まだ、平和と心名が結ばれていない頃のお話ですのでご注意ください♨





・・・・・・・・・・・・・・・・・・・・・・


 クリスマス。それは一年に一度は訪れる聖夜。

 家族にとっては最高の思い出となるパーティ。恋人同士にとっては最高にロマンチックな夜。街に出れば待っているのは色鮮やかなイルミネーション。



 こんな素敵な夜。特別な思いを寄せる人たちもいるのではないだろうか。



「なにがメリークリスマスだァアアアアア!!!」


 そうは思っていない連中もいることを忘れないであげてほしい。


「どこもかしこもアベックの連中で埋め尽くされてやがるでござる……街中に飾られているクリスマスツリーが変形して、そこらのアベックどもを抹殺してくれないであろうか……」


「なんでお前の嫉妬一つで人類が根絶やしにされないといけない」


 そこらで買った缶コーヒーを片手に平和は呆れていた。



 今日はクリスマス。というわけで、平和達はいつもの面々でちょっと盛り上がることをしようと計画し、やってきたのは何故だかボーリング場。


 三句郎曰く、合法で何かしらを吹っ飛ばせるスポーツがしたいと提案したので、ボーリングで決定したようだ。破壊衝動極まりない形相でクリスマスにボーリングをする姿で実際どうなのだろうと平和はふっと息を吐いている。


「カズくんとデート……カズくんとデート……!!」


 三句郎の事もそうだが、目の前で悶々と見つめてくる心名も心名で恐ろしかった。

 確かに一緒にいることに変わりはないが、これをデートを呼ぶのだろうか。友達同士いつもどおりヤンチャやってるだけでデートではないような気がする。
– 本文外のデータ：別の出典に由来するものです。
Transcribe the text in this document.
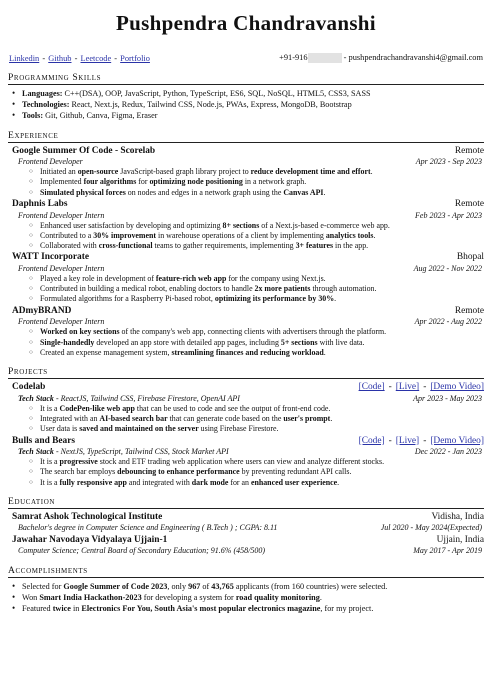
Pushpendra Chandravanshi
Linkedin - Github - Leetcode - Portfolio	+91-916	- pushpendrachandravanshi4@gmail.com
Programming Skills
• Languages: C++(DSA), OOP, JavaScript, Python, TypeScript, ES6, SQL, NoSQL, HTML5, CSS3, SASS
• Technologies: React, Next.js, Redux, Tailwind CSS, Node.js, PWAs, Express, MongoDB, Bootstrap
• Tools: Git, Github, Canva, Figma, Eraser
Experience
Google Summer Of Code - Scorelab	Remote
Frontend Developer	Apr 2023 - Sep 2023
○ Initiated an open-source JavaScript-based graph library project to reduce development time and effort.
○ Implemented four algorithms for optimizing node positioning in a network graph.
○ Simulated physical forces on nodes and edges in a network graph using the Canvas API.
Daphnis Labs	Remote
Frontend Developer Intern	Feb 2023 - Apr 2023
○ Enhanced user satisfaction by developing and optimizing 8+ sections of a Next.js-based e-commerce web app.
○ Contributed to a 30% improvement in warehouse operations of a client by implementing analytics tools.
○ Collaborated with cross-functional teams to gather requirements, implementing 3+ features in the app.
WATT Incorporate	Bhopal
Frontend Developer Intern	Aug 2022 - Nov 2022
○ Played a key role in development of feature-rich web app for the company using Next.js.
○ Contributed in building a medical robot, enabling doctors to handle 2x more patients through automation.
○ Formulated algorithms for a Raspberry Pi-based robot, optimizing its performance by 30%.
ADmyBRAND	Remote
Frontend Developer Intern	Apr 2022 - Aug 2022
○ Worked on key sections of the company's web app, connecting clients with advertisers through the platform.
○ Single-handedly developed an app store with detailed app pages, including 5+ sections with live data.
○ Created an expense management system, streamlining finances and reducing workload.
Projects
Codelab	[Code] - [Live] - [Demo Video]
Tech Stack - ReactJS, Tailwind CSS, Firebase Firestore, OpenAI API	Apr 2023 - May 2023
○ It is a CodePen-like web app that can be used to code and see the output of front-end code.
○ Integrated with an AI-based search bar that can generate code based on the user's prompt.
○ User data is saved and maintained on the server using Firebase Firestore.
Bulls and Bears	[Code] - [Live] - [Demo Video]
Tech Stack - NextJS, TypeScript, Tailwind CSS, Stock Market API	Dec 2022 - Jan 2023
○ It is a progressive stock and ETF trading web application where users can view and analyze different stocks.
○ The search bar employs debouncing to enhance performance by preventing redundant API calls.
○ It is a fully responsive app and integrated with dark mode for an enhanced user experience.
Education
Samrat Ashok Technological Institute	Vidisha, India
Bachelor's degree in Computer Science and Engineering ( B.Tech ) ; CGPA: 8.11	Jul 2020 - May 2024(Expected)
Jawahar Navodaya Vidyalaya Ujjain-1	Ujjain, India
Computer Science; Central Board of Secondary Education; 91.6% (458/500)	May 2017 - Apr 2019
Accomplishments
• Selected for Google Summer of Code 2023, only 967 of 43,765 applicants (from 160 countries) were selected.
• Won Smart India Hackathon-2023 for developing a system for road quality monitoring.
• Featured twice in Electronics For You, South Asia's most popular electronics magazine, for my project.
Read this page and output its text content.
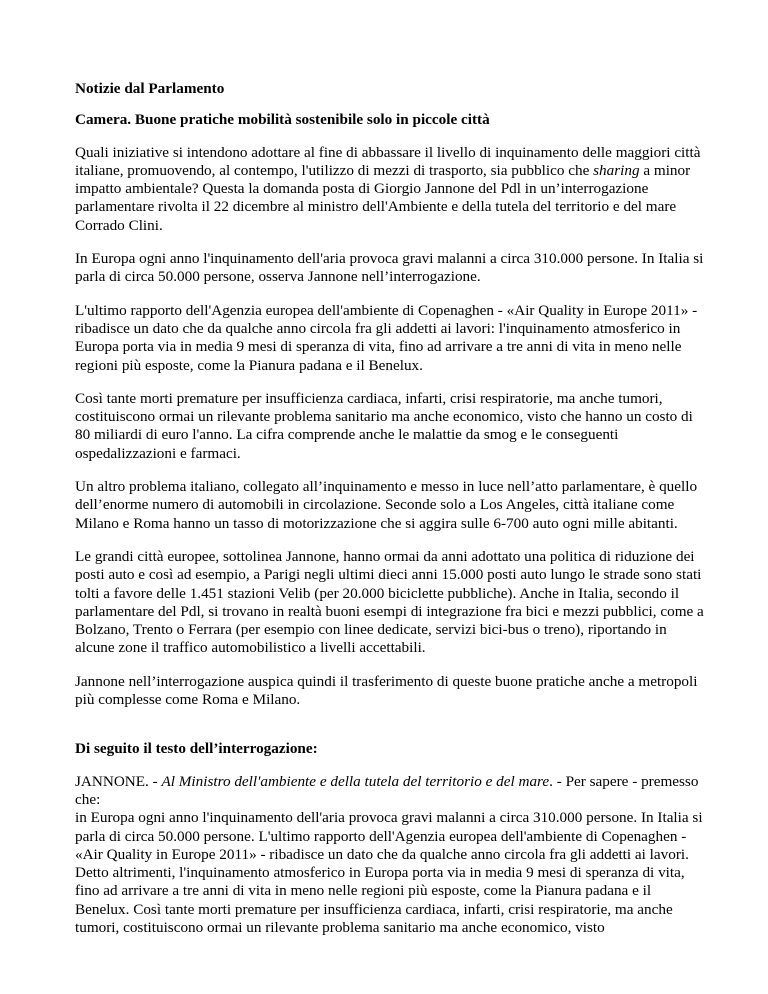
Notizie dal Parlamento

Camera. Buone pratiche mobilità sostenibile solo in piccole città

Quali iniziative si intendono adottare al fine di abbassare il livello di inquinamento delle maggiori città italiane, promuovendo, al contempo, l'utilizzo di mezzi di trasporto, sia pubblico che sharing a minor impatto ambientale? Questa la domanda posta di Giorgio Jannone del Pdl in un’interrogazione parlamentare rivolta il 22 dicembre al ministro dell'Ambiente e della tutela del territorio e del mare Corrado Clini.

In Europa ogni anno l'inquinamento dell'aria provoca gravi malanni a circa 310.000 persone. In Italia si parla di circa 50.000 persone, osserva Jannone nell’interrogazione.

L'ultimo rapporto dell'Agenzia europea dell'ambiente di Copenaghen - «Air Quality in Europe 2011» - ribadisce un dato che da qualche anno circola fra gli addetti ai lavori: l'inquinamento atmosferico in Europa porta via in media 9 mesi di speranza di vita, fino ad arrivare a tre anni di vita in meno nelle regioni più esposte, come la Pianura padana e il Benelux.

Così tante morti premature per insufficienza cardiaca, infarti, crisi respiratorie, ma anche tumori, costituiscono ormai un rilevante problema sanitario ma anche economico, visto che hanno un costo di 80 miliardi di euro l'anno. La cifra comprende anche le malattie da smog e le conseguenti ospedalizzazioni e farmaci.

Un altro problema italiano, collegato all’inquinamento e messo in luce nell’atto parlamentare, è quello dell’enorme numero di automobili in circolazione. Seconde solo a Los Angeles, città italiane come Milano e Roma hanno un tasso di motorizzazione che si aggira sulle 6-700 auto ogni mille abitanti.

Le grandi città europee, sottolinea Jannone, hanno ormai da anni adottato una politica di riduzione dei posti auto e così ad esempio, a Parigi negli ultimi dieci anni 15.000 posti auto lungo le strade sono stati tolti a favore delle 1.451 stazioni Velib (per 20.000 biciclette pubbliche). Anche in Italia, secondo il parlamentare del Pdl, si trovano in realtà buoni esempi di integrazione fra bici e mezzi pubblici, come a Bolzano, Trento o Ferrara (per esempio con linee dedicate, servizi bici-bus o treno), riportando in alcune zone il traffico automobilistico a livelli accettabili.

Jannone nell’interrogazione auspica quindi il trasferimento di queste buone pratiche anche a metropoli più complesse come Roma e Milano.

Di seguito il testo dell’interrogazione:

JANNONE. - Al Ministro dell'ambiente e della tutela del territorio e del mare. - Per sapere - premesso che:
in Europa ogni anno l'inquinamento dell'aria provoca gravi malanni a circa 310.000 persone. In Italia si parla di circa 50.000 persone. L'ultimo rapporto dell'Agenzia europea dell'ambiente di Copenaghen - «Air Quality in Europe 2011» - ribadisce un dato che da qualche anno circola fra gli addetti ai lavori. Detto altrimenti, l'inquinamento atmosferico in Europa porta via in media 9 mesi di speranza di vita, fino ad arrivare a tre anni di vita in meno nelle regioni più esposte, come la Pianura padana e il Benelux. Così tante morti premature per insufficienza cardiaca, infarti, crisi respiratorie, ma anche tumori, costituiscono ormai un rilevante problema sanitario ma anche economico, visto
「あ、ボール持ってくるの忘れた……ちょっと行ってくる」


 五鞠はボーリングシューズに履き替えた後、取りに行く。


「おっと、私も忘れたのだよ! 行ってくるのだ!」


 心名もボーリングのボールを取りに五鞠と共にボール置き場へと向かっていった。



「平和氏~、一緒に行かなくて大丈夫でござるかぁ? 今日はクリスマス。拙者みたいに女に飢えてる獣は沢山いるでござるけれど……そこらの不良たちにナンパでもされちゃったら、大変でござるよ?」


 実際、この時期を狙ってナンパを仕掛ける人も少なくない。三句郎の心配とやらも最もであり、男としてアピールをするチャンスでもある。



「あぁ、大丈夫だよ。そこらの奴なら五鞠が”一掃”出来るから」


「随分と物騒な信頼でござるなぁ……」


 ロマンチックの欠片もない発言に三句郎は呆れるばかりであった。


「よぉし! 俺の全力投球見せてやるぜぇ! 左手は添えるだけ……」


「だからそれはバスケットボールだって……いや、あながち間違いじゃないか」


 ボーリングの球を全力投球。それと同時に揺れるリーゼント。






 そして、思いっきりガーター。

 ガッツポーズでこっちを見つめてくる彼の姿に二人は苦笑いしていた。



「……そ、れ、よ、り、も。平和氏、よかったでござるかぁ?」


「何が」


「用事がうまく重なって、こうして拙者たちと遊んでいるわけでござるが……その気になれば、心名氏と二人っきりでデートも出来たのでは?」


「!!」


 三句郎の発言に平和は顔を逸らす。




 そう、本日、クリスマスは家族で過ごすことはない。

 母親はお店の方で仕事があり、父親も残業で帰ってこれない。妹の友希の方も、最近遊んでいるというオンラインゲームのイベントとやらを友達と遊ぶらしいので予定が空いていない。家族のクリスマスパーティーは後日、行うという事に。


 というわけでフリーになった平和は三句郎に牧夫の三人と遊ぶことに。

 そこへついてきたのが、女性陣二人というわけだ。二人も二人で暇という事で。



 ……その気になれば、心名と二人っきりにすることも出来る。

 三句郎の突然の提案に、平和は少し戸惑っているように見えた。



「どうでござるか」


「……余計なお世話」


 必要ない、と彼は告げる。



「俺と心名はそんなじゃない。必要ないから、そういうの」

「はっはーん、いつものチキンでござるな」

「ボール代わりにピンまで投げようか?」

「やめてください、死んでしまうでござる」


 死にはしないが、お店側失笑モノの大被害であるのは間違いなかった。




「よーし、次は私の番か……おっ、牧夫の奴、ガーターじゃん」

「ぐぬぬ、重いぃ……」


 五鞠の横で、ボーリングの球を重そうに抱える心名。



「……」


 心名をじっと見つめる平和。



「ん? どうしたの、カズ君?」


「ああ、いや。お前、何キロ?」


「57だけど?」


「誰が体重だと言った」



 友達同士の距離。





 ……いつか、本当に言える日が来るのだろうか。

 来年のクリスマス。またいつも通り皆でボーリングに来るんだろうなと、少し寂しい想像をしながらも、平和は友人たちとのボーリングを楽しんでいた。